By: Seth Johnson

Elizabeth Garvey smiles for a photo in front of the ISBVI greenhouse door. Garvey is wearing sunglasses, a white shirt and green overalls.Since joining the staff at Indiana School for the Blind and Visually Impaired (ISBVI) in 1989, Elizabeth Garvey has transformed the school’s grounds while also cultivating the ISBVI horticulture program. Now after 34 years, though, Garvey is set to retire, leaving behind a storied legacy of introducing students to the art of gardening.

A graduate of Purdue University, Garvey truly embraced her love of working with people and plants in college, where she majored in horticulture and minored in therapeutic horticulture. While earning her master’s degree from Ball State University in landscape architecture, Garvey became enamored with the ISBVI campus as she was working on her thesis, which focused on the school’s connection with the Monon Trail.

After finishing her coursework at Ball State, Garvey approached then-ISBVI superintendent Michael Bina about coming on board to head up the school’s grounds crew, but Bina had an alternative proposition.

“He said, ‘No. I don’t think that’s a good idea. I think I’d like to use your undergraduate degree in horticulture to start a horticulture program,’” Garvey says. “I said okay. When they hired me, they hired me as a year-round position, so I got to work with the kids during the school year. And then, in the summer, I stayed on to maintain the flowerbeds and do all the maintenance that needed to be done in the summer.”

When she first started working at ISBVI, Garvey says the greenhouse had not been built yet. Instead, she teamed up with her mentor teacher to find other ways that she could introduce students to horticulture.

“When they hired me, my mentor teacher was Marc Reynolds, who was the industrial arts teacher,” Garvey says. “So I had a room over there in D dorm out of his wood shop. He got a few light stands, and we just started propagating plants. Then, we had higher aspirations, so we started growing perennials, and we built some cold frames. It was wonderful because we had this opportunity to put our classes together. So his students and my students built cold frames, and we built the soil bench that’s in the greenhouse right now.”

After the greenhouse was built in 1995, Garvey and Reynolds continued working together to make sure it was fully equipped for future ISBVI horticulture students. “When we finally got the greenhouse, our classes were once again together, and we built all the benches in the greenhouse,” Garvey says. “We poured the concrete sidewalk, and we did the landscaping.”

Since the early days of her class, Garvey says she has also coordinated plant sales featuring plants grown by ISBVI students. As she’s been able to recruit more and more volunteers to help at the greenhouse over the years, ISBVI plant sales have blossomed into beloved Broad Ripple-area events. With help from the Indiana Blind Children’s Foundation, Garvey was also able to start a website for the ISBVI greenhouse, allowing even more people to be informed about upcoming plant sales.

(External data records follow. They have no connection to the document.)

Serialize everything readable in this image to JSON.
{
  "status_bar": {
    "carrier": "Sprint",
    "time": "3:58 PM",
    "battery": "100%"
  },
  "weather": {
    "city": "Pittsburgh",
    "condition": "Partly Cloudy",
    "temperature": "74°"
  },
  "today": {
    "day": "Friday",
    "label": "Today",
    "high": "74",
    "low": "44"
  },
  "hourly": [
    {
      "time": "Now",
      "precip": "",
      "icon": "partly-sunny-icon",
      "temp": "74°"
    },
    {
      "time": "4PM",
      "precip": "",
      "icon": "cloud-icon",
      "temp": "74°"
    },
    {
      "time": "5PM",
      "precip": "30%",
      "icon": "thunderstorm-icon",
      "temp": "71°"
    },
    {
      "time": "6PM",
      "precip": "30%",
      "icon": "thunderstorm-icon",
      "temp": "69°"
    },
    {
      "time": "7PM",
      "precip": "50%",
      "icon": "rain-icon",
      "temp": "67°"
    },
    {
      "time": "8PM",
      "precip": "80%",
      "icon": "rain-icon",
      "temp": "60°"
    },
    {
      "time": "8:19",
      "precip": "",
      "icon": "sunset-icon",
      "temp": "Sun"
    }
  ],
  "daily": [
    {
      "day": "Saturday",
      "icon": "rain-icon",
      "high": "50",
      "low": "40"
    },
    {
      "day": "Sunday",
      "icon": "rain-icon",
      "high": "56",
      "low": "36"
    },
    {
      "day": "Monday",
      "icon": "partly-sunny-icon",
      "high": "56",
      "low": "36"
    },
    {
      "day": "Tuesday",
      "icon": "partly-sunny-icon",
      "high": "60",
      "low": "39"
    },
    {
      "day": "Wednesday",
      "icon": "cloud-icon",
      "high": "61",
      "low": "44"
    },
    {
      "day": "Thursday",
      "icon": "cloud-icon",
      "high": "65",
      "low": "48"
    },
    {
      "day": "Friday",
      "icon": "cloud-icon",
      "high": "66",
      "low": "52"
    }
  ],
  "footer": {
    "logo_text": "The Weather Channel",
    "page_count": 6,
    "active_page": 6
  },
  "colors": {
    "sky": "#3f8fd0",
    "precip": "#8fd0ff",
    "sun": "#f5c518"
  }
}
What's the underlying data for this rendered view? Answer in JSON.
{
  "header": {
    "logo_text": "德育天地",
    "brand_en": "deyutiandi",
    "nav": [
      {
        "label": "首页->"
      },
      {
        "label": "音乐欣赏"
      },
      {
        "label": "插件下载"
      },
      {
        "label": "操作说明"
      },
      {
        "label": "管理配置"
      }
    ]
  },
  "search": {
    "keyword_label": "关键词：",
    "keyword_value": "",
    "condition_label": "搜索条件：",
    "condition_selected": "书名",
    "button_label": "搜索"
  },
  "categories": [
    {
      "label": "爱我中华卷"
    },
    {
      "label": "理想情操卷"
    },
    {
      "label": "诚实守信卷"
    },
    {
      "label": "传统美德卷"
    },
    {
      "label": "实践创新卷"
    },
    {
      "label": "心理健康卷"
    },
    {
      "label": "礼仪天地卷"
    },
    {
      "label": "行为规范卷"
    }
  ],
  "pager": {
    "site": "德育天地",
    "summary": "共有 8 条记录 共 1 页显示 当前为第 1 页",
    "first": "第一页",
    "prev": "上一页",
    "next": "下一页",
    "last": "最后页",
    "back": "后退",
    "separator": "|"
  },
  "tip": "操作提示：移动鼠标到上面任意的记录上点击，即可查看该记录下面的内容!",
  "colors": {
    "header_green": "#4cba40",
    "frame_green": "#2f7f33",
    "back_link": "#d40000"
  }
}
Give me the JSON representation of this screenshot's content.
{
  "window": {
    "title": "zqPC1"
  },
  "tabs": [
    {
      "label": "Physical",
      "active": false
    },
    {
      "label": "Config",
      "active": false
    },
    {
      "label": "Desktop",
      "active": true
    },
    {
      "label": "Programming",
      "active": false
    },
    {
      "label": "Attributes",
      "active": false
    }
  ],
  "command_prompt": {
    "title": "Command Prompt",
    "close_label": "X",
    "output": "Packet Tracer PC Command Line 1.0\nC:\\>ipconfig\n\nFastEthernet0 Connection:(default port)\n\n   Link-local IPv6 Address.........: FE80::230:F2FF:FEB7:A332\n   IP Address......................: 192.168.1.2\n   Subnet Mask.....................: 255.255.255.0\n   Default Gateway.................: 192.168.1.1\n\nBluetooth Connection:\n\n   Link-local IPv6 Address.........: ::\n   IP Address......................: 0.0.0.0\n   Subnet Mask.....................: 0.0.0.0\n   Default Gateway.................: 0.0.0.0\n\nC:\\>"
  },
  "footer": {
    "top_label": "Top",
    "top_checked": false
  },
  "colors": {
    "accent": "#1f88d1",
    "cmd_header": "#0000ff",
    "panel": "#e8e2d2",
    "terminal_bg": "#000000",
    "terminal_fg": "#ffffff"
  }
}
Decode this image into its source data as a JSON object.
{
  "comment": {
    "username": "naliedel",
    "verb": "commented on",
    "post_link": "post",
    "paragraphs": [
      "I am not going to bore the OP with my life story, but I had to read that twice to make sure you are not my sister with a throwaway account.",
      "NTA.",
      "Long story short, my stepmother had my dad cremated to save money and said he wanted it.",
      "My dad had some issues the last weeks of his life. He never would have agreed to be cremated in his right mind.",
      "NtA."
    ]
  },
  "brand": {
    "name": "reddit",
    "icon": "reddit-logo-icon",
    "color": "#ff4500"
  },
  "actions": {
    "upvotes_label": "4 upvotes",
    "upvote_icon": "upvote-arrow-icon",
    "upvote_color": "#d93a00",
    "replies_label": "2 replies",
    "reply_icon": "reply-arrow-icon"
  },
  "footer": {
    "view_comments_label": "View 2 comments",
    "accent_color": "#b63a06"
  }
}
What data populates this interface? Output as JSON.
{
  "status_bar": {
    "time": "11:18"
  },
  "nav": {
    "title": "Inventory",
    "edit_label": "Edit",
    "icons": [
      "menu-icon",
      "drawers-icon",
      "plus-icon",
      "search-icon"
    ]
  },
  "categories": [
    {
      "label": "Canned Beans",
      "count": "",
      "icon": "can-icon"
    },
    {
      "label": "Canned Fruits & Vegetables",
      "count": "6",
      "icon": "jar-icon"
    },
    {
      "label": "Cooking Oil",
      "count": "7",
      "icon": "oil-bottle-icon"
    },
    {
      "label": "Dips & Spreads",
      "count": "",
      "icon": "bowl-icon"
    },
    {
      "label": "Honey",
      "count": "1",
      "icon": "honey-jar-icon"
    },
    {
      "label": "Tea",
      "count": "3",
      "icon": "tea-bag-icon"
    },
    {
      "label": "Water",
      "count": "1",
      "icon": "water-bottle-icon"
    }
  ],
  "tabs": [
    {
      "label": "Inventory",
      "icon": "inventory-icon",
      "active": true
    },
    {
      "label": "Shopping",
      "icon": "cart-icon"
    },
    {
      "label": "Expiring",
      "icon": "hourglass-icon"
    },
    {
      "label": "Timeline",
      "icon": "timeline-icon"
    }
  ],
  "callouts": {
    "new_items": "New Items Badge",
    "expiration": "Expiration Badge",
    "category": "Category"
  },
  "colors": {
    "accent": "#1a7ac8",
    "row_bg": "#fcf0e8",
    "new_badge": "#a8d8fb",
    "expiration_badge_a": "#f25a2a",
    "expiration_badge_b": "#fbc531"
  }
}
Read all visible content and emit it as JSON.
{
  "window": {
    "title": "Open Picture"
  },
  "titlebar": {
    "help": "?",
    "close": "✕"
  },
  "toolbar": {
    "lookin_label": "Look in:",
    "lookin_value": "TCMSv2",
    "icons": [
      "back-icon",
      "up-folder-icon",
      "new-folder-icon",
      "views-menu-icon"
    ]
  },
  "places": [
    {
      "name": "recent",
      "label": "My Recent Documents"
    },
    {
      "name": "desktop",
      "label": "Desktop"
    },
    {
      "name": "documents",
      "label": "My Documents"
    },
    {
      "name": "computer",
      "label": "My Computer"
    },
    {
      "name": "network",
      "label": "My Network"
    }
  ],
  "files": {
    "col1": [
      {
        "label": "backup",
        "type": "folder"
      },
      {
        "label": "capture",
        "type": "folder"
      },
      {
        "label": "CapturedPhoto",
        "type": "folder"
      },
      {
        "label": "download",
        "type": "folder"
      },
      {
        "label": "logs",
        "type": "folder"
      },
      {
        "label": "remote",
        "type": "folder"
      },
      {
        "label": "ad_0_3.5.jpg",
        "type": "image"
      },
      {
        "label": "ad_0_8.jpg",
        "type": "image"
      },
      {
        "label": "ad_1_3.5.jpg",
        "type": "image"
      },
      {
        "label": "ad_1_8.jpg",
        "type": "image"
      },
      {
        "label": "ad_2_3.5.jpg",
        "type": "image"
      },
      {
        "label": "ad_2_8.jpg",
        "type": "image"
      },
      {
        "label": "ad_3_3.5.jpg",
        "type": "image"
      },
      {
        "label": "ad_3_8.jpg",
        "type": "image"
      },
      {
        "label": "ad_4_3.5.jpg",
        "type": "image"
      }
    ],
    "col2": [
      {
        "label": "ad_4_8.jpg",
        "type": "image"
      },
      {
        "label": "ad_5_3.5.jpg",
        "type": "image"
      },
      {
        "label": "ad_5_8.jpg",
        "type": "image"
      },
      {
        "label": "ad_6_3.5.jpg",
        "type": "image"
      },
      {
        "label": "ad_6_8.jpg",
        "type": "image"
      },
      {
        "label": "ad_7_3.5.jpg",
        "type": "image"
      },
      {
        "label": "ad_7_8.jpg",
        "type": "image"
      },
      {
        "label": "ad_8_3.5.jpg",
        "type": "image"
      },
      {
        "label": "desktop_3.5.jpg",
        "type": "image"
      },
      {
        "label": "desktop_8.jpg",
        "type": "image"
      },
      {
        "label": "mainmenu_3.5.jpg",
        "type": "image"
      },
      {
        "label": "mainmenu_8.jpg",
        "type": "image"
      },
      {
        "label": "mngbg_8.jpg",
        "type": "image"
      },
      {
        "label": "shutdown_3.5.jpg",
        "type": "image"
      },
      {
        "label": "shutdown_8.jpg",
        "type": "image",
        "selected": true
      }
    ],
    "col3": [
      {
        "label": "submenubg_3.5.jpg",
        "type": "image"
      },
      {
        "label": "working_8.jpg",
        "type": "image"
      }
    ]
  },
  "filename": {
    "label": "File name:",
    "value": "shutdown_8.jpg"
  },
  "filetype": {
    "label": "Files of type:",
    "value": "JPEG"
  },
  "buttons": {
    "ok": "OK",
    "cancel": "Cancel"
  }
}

“We got our website back when the pandemic hit, and we ended up having our first online plant sale,” Garvey says. “We couldn’t have done it without IBCF because the state doesn’t allow us to use credit cards. I think that really put us on the map, and people took notice.”

In reflecting on her time as ISBVI horticulture teacher, Garvey is ultimately grateful for the opportunity she’s had to help students grow closer to nature.

“I’m just passionate about helping kids get out into nature because if you don’t see something you might not be curious about it or maybe even a little intimidated by it,” she says. “I think that plants and gardening have so much to offer our students when it comes to work skills and team building. I really think what drives me and keeps me going is seeing the kids embrace and enjoy learning about plants.”

Looking ahead to the future of ISBVI’s horticulture program, Garvey expresses confidence in her successor.

“Through a friend of a friend of a friend, we found Carmen Breedlove,” Garvey says. “She was a teacher in Westfield-Washington Schools, where she’s been teaching developmental preschool. She knows IEPs back and forth, so she has a lot of experience working with kids with disabilities. That makes me feel so good because I know the kids are going to be in good hands with her.”

At the end of the day, Garvey hopes Breedlove can find as much fulfillment in the role of ISBVI horticulture teacher as she did during her 34 years at the school.

“I just hope that I can be around to be a mentor to her and support her with whatever she needs,” Garvey says. “I hope she falls in love with our kids the way I did.”